Mereka pun kembali melanjutkan perjalanan mereka. Kini mereka sudah sampai di mall yang mereka tuju. Ricky sudah menghapus air matanya walau matanya masih sedikit sembab. Sementara Kimi masih merasakan rasa bersalah dalam hatinya karena telah mengembalikan rasa pilu bagi adiknya.
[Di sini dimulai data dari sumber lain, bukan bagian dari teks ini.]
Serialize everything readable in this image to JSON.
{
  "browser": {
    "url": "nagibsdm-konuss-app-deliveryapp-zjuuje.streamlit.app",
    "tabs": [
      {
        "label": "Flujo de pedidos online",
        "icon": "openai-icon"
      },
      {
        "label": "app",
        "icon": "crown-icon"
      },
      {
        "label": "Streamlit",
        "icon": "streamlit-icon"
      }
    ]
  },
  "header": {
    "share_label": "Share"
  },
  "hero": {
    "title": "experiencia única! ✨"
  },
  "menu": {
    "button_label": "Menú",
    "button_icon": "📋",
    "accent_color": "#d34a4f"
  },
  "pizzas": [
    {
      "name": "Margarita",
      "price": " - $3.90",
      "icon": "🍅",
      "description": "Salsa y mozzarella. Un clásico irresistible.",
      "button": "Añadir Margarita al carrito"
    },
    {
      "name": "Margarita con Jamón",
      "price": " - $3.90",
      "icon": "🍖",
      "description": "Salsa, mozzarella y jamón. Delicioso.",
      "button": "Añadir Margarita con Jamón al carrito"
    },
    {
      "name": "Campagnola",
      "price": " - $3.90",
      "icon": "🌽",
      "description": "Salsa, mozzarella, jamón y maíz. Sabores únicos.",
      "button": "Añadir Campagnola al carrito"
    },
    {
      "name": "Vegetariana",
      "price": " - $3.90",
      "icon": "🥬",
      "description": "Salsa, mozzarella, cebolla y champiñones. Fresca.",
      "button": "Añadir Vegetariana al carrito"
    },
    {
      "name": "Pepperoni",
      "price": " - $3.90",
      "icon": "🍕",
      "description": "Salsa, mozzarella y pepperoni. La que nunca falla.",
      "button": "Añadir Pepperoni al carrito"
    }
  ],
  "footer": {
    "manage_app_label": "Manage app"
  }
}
"Kamu pasti lapar kan, Dek? yuk kita makan-makan dulu."

"Iya, Kak."

Mereka pun memasuki sebuah restoran ternama dan memesan hidangan yang akan disajikan. Setelah hidangan mereka telah hadir di hadapan mereka, kedua saudara tersebut memakannya dengan lahap karena sudah sama-sama kelaparan. Selesai menyantap makanan, mereka pun membersihkan mulut mereka masing-masing dengan selembar tisu. Namun Ricky tidak seksama dalam membersihkan mulutnya sehingga terdapat beberapa remah-remah ayam goreng yang menempel di sudut bibirnya.

"Ihh jorok banget kamu, Dek," keluh Kimi.

"Kenapa?" tanya Ricky yang tidak mengetahui maksud keluhan kakaknya.

"Sini." Kimi lalu mengambil selembar tisu lagi dan membersihkan remah-remah ayam tersebut. Karena Kimi terhalang oleh meja makan, maka ia sedikit memajukan badan dan wajahnya ke arah Ricky. Otomatis hal itu membuat mata Ricky menatap ke dalam mata Kimi yang sedang fokus membersihkan mulutnya. Tatapan tersebut membuat sensasi deg-deg ser dalam diri Ricky dan jantungnya berdegup dalam tempo yang cepat.

Setelah membersihkan mulut adiknya, Kimi menyadari jika adiknya terbengong sembari menatap dirinya. Ia pun melambaikan tangannya di depan wajah Ricky sehingga membuat Ricky terkesiap dan sadar kembali.

"Kamu kenapa, Dek?"

"Eh enggak, Kak. Tiba-tiba aku teringat Rachel yang sering ngebersihin sisa makanan yang menempel di mulutku."

"Move on, Dek. Jangan mikirin dia terus."

"Iya, Kak. Aku janji bakal memulai lembaran baru."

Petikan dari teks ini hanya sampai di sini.